Reputation: 6368
I've been digging through stackover flow and it seems odd that a powerful database management software such as postgres does not have a simple way to provide this.
The best solution I have so far is
id serial primary key,
,
but in the event that you want to do an
INSERT VALUE ON CONFLICT DO NOTHING
(I'm adding this last part b/c postgres cannot do INSERT OR IGNORE
), the sequence will count on even after insertions failed.
So The table you get might look something like:
id | name
1 | amy
5 | bob
12 | john
104 | thomas
where the in between indexes were failed insertions. The app works, but I find this annoying. Suggestions?
Upvotes: 0
Views: 92
Reputation: 5697
To build on @Gordon Linoff 's comment, this behaviour is a vital part of scalability by allowing the DB to process inserts concurrently across connections.

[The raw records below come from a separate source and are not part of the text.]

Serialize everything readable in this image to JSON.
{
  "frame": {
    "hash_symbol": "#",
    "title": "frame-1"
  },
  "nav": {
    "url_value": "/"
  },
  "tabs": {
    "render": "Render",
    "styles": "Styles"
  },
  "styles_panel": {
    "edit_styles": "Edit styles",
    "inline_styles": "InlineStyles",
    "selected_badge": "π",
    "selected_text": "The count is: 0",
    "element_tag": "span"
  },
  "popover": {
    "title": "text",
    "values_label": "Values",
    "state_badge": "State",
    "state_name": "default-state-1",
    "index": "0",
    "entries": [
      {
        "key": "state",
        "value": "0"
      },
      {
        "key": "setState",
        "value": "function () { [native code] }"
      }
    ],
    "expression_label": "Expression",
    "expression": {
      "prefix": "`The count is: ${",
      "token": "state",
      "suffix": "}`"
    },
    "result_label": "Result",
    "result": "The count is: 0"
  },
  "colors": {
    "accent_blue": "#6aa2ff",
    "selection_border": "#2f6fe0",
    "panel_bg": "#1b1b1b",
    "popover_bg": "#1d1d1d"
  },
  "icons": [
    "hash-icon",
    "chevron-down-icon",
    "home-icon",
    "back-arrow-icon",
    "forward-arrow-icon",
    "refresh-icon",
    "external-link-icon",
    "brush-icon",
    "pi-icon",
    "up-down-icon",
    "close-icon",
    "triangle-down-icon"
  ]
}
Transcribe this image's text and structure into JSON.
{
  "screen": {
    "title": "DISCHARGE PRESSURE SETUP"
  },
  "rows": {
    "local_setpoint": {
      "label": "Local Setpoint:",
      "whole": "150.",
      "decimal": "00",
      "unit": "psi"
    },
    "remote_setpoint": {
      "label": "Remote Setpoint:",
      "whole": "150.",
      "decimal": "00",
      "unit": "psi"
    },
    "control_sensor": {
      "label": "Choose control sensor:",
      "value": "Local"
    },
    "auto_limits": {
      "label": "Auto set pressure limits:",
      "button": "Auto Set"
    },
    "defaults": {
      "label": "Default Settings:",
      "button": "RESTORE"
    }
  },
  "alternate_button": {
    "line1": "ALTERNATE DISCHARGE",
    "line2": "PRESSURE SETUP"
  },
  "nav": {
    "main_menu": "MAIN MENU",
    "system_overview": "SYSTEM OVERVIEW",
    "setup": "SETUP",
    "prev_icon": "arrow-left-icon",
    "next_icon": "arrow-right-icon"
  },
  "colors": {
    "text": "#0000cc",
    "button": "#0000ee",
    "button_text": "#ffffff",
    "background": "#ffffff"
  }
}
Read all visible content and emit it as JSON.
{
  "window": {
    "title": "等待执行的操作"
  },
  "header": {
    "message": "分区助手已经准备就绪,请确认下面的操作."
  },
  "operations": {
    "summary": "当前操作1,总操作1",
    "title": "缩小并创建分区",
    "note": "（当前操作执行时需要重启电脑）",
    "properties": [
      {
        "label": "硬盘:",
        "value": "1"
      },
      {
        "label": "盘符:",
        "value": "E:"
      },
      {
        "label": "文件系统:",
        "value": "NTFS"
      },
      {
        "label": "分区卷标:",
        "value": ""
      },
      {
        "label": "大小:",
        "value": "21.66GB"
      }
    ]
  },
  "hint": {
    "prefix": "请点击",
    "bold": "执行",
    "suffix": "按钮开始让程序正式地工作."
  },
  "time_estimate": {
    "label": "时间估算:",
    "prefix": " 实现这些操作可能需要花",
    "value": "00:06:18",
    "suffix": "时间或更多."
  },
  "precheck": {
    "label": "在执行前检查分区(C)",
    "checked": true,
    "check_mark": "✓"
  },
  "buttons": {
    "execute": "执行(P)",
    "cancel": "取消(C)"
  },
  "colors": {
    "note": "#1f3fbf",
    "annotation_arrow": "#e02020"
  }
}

Without it, to achieve the no gap scenario, every transaction would have to complete or fail in its entirety before the next ID could be assigned to any table. DBs that use the concept of a SEQUENCE
would not be able to cache blocks of values, meaning every allocation of a sequence number (for whatever reason) would require a lock which in turn could block.
In both cases, in order to guarantee the next value, the DB cannot proceed until nothing else is pending. You'd basically end up with a giant queue of serialised inserts and they database would not scale, at least for inserts.
All databases work like this and this is the reason why. I hope that helps you understand, even if you still find it annoying. The only real way around it is to allocate a true sequence number after the event in a big batch or as you SELECT
but you'll generally find out it's rarely if ever worth doing.